Psychological abuse, also referred to as psychological violence, emotional abuse or mental abuse, is a form of abuse characterized by a person subjecting or exposing another to behavior that may result in psychological trauma, including anxiety, chronic depression, or post-traumatic stress disorder.
Emotional abuse is just one form of abuse that people can experience in a relationship. Though emotional abuse doesn’t leave physical scars, it can have a huge impact on your confidence and self-esteem. There are a few different types of emotional abuse and it might not be noticeable at first. However, recognizing if you are being emotionally abused is the first step your recovery.
This might be a problem if you:
- Feel like you’re not good enough
- Are afraid of your partner leaving you
- Are called names by your partner or they put you down
- Are afraid, threatened or intimidated
- Feel like you are going crazy, or feel confused about the truth
What is emotional abuse?
Many concerning relationships involve aspects of emotional abuse. The aim of emotional abuse is to chip away at a person’s feelings of self-worth and independence. In an emotionally abusive relationship, a person may feel that there is no way out of the relationship or that without their partner they will have nothing.
Emotional abuse can feel equally as destructive and damaging as physical abuse and can do a terrible amount of damage to a person’s mental health.
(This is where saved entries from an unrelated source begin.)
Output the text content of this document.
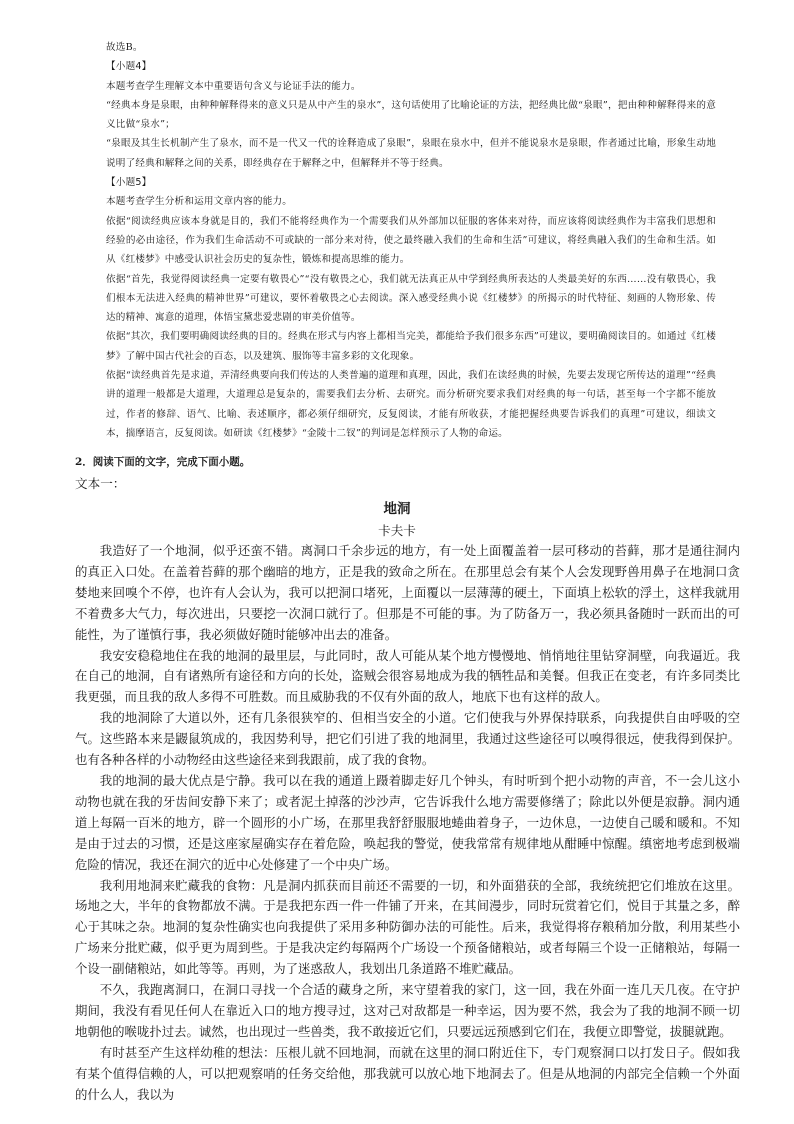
故选B。

【小题4】

本题考查学生理解文本中重要语句含义与论证手法的能力。

“经典本身是泉眼，由种种解释得来的意义只是从中产生的泉水”，这句话使用了比喻论证的方法，把经典比做“泉眼”，把由种种解释得来的意义比做“泉水”；

“泉眼及其生长机制产生了泉水，而不是一代又一代的诠释造成了泉眼”，泉眼在泉水中，但并不能说泉水是泉眼，作者通过比喻，形象生动地说明了经典和解释之间的关系，即经典存在于解释之中，但解释并不等于经典。

【小题5】

本题考查学生分析和运用文章内容的能力。

依据“阅读经典应该本身就是目的，我们不能将经典作为一个需要我们从外部加以征服的客体来对待，而应该将阅读经典作为丰富我们思想和经验的必由途径，作为我们生命活动不可或缺的一部分来对待，使之最终融入我们的生命和生活”可建议，将经典融入我们的生命和生活。如从《红楼梦》中感受认识社会历史的复杂性，锻炼和提高思维的能力。

依据“首先，我觉得阅读经典一定要有敬畏心”“没有敬畏之心，我们就无法真正从中学到经典所表达的人类最美好的东西……没有敬畏心，我们根本无法进入经典的精神世界”可建议，要怀着敬畏之心去阅读。深入感受经典小说《红楼梦》的所揭示的时代特征、刻画的人物形象、传达的精神、寓意的道理，体悟宝黛悲爱悲剧的审美价值等。

依据“其次，我们要明确阅读经典的目的。经典在形式与内容上都相当完美，都能给予我们很多东西”可建议，要明确阅读目的。如通过《红楼梦》了解中国古代社会的百态，以及建筑、服饰等丰富多彩的文化现象。

依据“读经典首先是求道，弄清经典要向我们传达的人类普遍的道理和真理，因此，我们在读经典的时候，先要去发现它所传达的道理”“经典讲的道理一般都是大道理，大道理总是复杂的，需要我们去分析、去研究。而分析研究要求我们对经典的每一句话，甚至每一个字都不能放过，作者的修辞、语气、比喻、表述顺序，都必须仔细研究，反复阅读，才能有所收获，才能把握经典要告诉我们的真理”可建议，细读文本，揣摩语言，反复阅读。如研读《红楼梦》“金陵十二钗”的判词是怎样预示了人物的命运。

2．阅读下面的文字，完成下面小题。
文本一：
地洞
卡夫卡

我造好了一个地洞，似乎还蛮不错。离洞口千余步远的地方，有一处上面覆盖着一层可移动的苔藓，那才是通往洞内的真正入口处。在盖着苔藓的那个幽暗的地方，正是我的致命之所在。在那里总会有某个人会发现野兽用鼻子在地洞口贪婪地来回嗅个不停，也许有人会认为，我可以把洞口堵死，上面覆以一层薄薄的硬土，下面填上松软的浮土，这样我就用不着费多大气力，每次进出，只要挖一次洞口就行了。但那是不可能的事。为了防备万一，我必须具备随时一跃而出的可能性，为了谨慎行事，我必须做好随时能够冲出去的准备。

我安安稳稳地住在我的地洞的最里层，与此同时，敌人可能从某个地方慢慢地、悄悄地往里钻穿洞壁，向我逼近。我在自己的地洞，自有诸熟所有途径和方向的长处，盗贼会很容易地成为我的牺牲品和美餐。但我正在变老，有许多同类比我更强，而且我的敌人多得不可胜数。而且威胁我的不仅有外面的敌人，地底下也有这样的敌人。

我的地洞除了大道以外，还有几条很狭窄的、但相当安全的小道。它们使我与外界保持联系，向我提供自由呼吸的空气。这些路本来是鼹鼠筑成的，我因势利导，把它们引进了我的地洞里，我通过这些途径可以嗅得很远，使我得到保护。也有各种各样的小动物经由这些途径来到我跟前，成了我的食物。

我的地洞的最大优点是宁静。我可以在我的通道上蹑着脚走好几个钟头，有时听到个把小动物的声音，不一会儿这小动物也就在我的牙齿间安静下来了；或者泥土掉落的沙沙声，它告诉我什么地方需要修缮了；除此以外便是寂静。洞内通道上每隔一百米的地方，辟一个圆形的小广场，在那里我舒舒服服地蜷曲着身子，一边休息，一边使自己暖和暖和。不知是由于过去的习惯，还是这座家屋确实存在着危险，唤起我的警觉，使我常常有规律地从酣睡中惊醒。缜密地考虑到极端危险的情况，我还在洞穴的近中心处修建了一个中央广场。

我利用地洞来贮藏我的食物：凡是洞内抓获而目前还不需要的一切，和外面猎获的全部，我统统把它们堆放在这里。场地之大，半年的食物都放不满。于是我把东西一件一件铺了开来，在其间漫步，同时玩赏着它们，悦目于其量之多，醉心于其味之杂。地洞的复杂性确实也向我提供了采用多种防御办法的可能性。后来，我觉得将存粮稍加分散，利用某些小广场来分批贮藏，似乎更为周到些。于是我决定约每隔两个广场设一个预备储粮站，或者每隔三个设一正储粮站，每隔一个设一副储粮站，如此等等。再则，为了迷惑敌人，我划出几条道路不堆贮藏品。

不久，我跑离洞口，在洞口寻找一个合适的藏身之所，来守望着我的家门，这一回，我在外面一连几天几夜。在守护期间，我没有看见任何人在靠近入口的地方搜寻过，这对己对敌都是一种幸运，因为要不然，我会为了我的地洞不顾一切地朝他的喉咙扑过去。诚然，也出现过一些兽类，我不敢接近它们，只要远远预感到它们在，我便立即警觉，拔腿就跑。

有时甚至产生这样幼稚的想法：压根儿就不回地洞，而就在这里的洞口附近住下，专门观察洞口以打发日子。假如我有某个值得信赖的人，可以把观察哨的任务交给他，那我就可以放心地下地洞去了。但是从地洞的内部完全信赖一个外面的什么人，我以为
It’s common for physically abusive relationships to also include aspects of emotional abuse as this is how power and control is maintained within the relationship.
Types of emotional abuse
Some types of emotional abuse can include:
- Verbal – yelling, insulting or swearing at someone
- Rejection – pretending not to notice someone’s presence, conversation or value
- Aggression – name calling, public embarrassment, calling someone stupid, blaming them for everything
- Being afraid – causing someone to feel afraid, intimidated or threatened
- Isolation – limiting freedom of movement, stopping someone from contacting other people (like friends or family)
- Money – controlling someone’s money, withholding money, preventing someone from working, stealing or taking money
- Bullying– purposely and repeatedly saying or doing hurtful things to someone
- Denial – ignoring that they said anything, inflicts emotional punishment, intentional countering and refusing to accept any other view point
The impact of emotional abuse
Though physical violence is often seen as being more serious than emotional abuse, this is not the case. The scars of emotional abuse are real and long lasting. Emotional abuse can leave a person feeling depressed, anxious and even suicidal, as well as having a negative impact on self-esteem and confidence.
There is hope
It’s easy to say what you would and wouldn’t do. Doing that, however, provides nothing but even more abuse to the person who’s genuinely seeking help. If they’re asking for or seeking help, then they have realized that there is a problem and need help to resolve it. Be that help for them! If it’s you seeking the help, look for local support groups that you can attend or talk to. Know that you ARE worth it and deserve so much better!
Recovery is a very long and difficulty process to go through and some may find that it’s more comforting to remain in the abusive relationships rather than to leave them. Even with that said nothing in life is easy that’s worth it. You can begin the journey to wellness today! If you are in immediate need, don’t wait, take action today! It always escalates, usually into physical abuse. If you want to be a statistic, be one of the 10000’s of women that not only get out of those relationships alive, but heal from the damage caused!